The minutes passed slowly. D remarked that she had never seen so many cross-eyed people in one place. "Inbred," I muttered under my breath. A filthy, pregnant dog limped through the station, one eye closed and her tongue lolling. She stopped in the middle of the concourse, squatted slightly and urinated on the floor. Again, I observed no one who was not indifferent to this repugnant sight. Finished with her business, the mutt dragged herself onwards, her swollen teats swaying as she limped out of view.
A retarded man repeatedly came up to us, holding his crotch and picking his nose, trying to shake our hands. His pants rode up above his ankles, exposing yellowing, grimy socks. He wore an ancient plaid sports jacket whose sleeves were much too short. The jacket was filthy, stained and stiff with who-knows-what. He finally gave up trying to shake our hands. With a crooked grin and a rivulet of saliva hanging from the corner of his mouth he stumbled off to hug an unsuspecting old lady. Her husband began shouting and cursing at him. He pushed the retarded man away from his wife and began swatting at him with a folded newspaper. Suddenly uncertain, the cretin shuffled off.
Two old, derelict-looking men sat shoulder to shoulder on a bench beneath a tree-like plant. They were lovingly rubbing each others knees and drooling on themselves. One of them coughed suddenly and hacked up a wad of greenish-brown phlegm onto the floor at his feet. They smiled at each other with wide, empty, toothless grins; looking all the world like they had been lobotomized.
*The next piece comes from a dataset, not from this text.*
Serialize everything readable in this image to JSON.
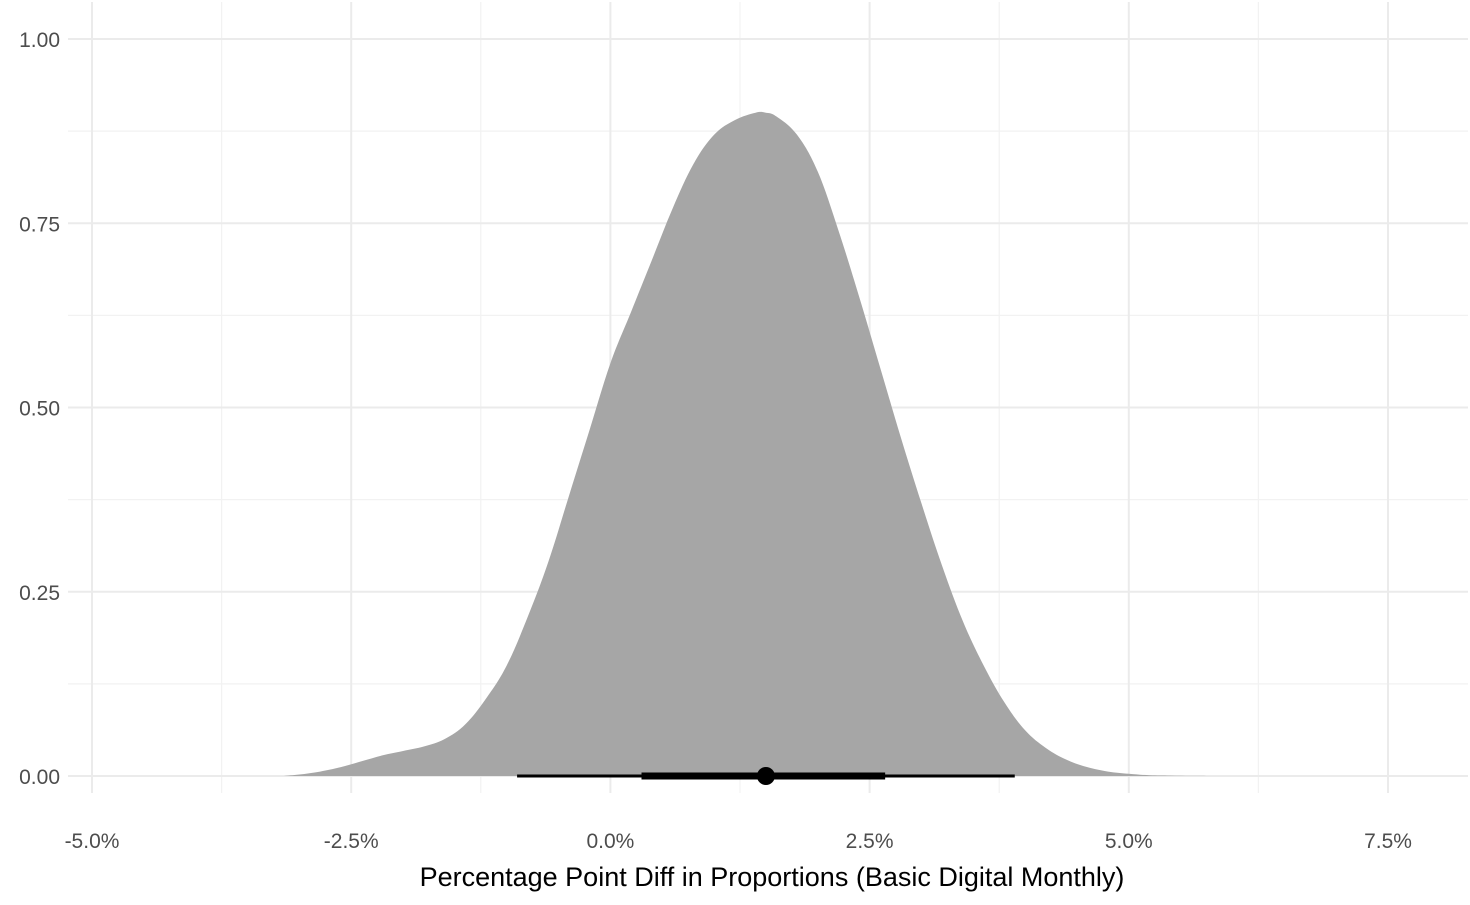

A teenage boy stumbled over to us, demanding a cigarette (we think). We were unsure if he was heavily drugged or just mentally distant. We tried to express that we, being non-smokers, had no tobacco. He frowned at us from behind heavy-lidded, vacant eyes. Angry, he repeated his request as he swayed in front of us. I tried to make it clear that we were no longer amused by this little charade. I stood up and stepped closer to him to emphasize my point. Myself being a good two feet taller than he, he stepped back and looked up at me with a surly expression. Abruptly he turned on his heel and stumbled off to pester someone new. I slumped back down on the packs. Would this night never end? D and I leaned against each other and observed the hostile Italian world with our backs up against the Palermo train station wall.
A commotion arose. A pack of wild boys were harassing an old retarded woman. Calling her names, laughing and running around her in circles. She screamed at them and shook a scolding finger. They laughed again, pulling at her clothing and pushing her between them. Then they turned and ran out of the station, yelling and hooting with ignorant bravado. She continued to scream at them, long after they were out of earshot.
8:30 arrived like a blessing. We boarded the train with palpable relief, locked our cabin door, and made fast our exit.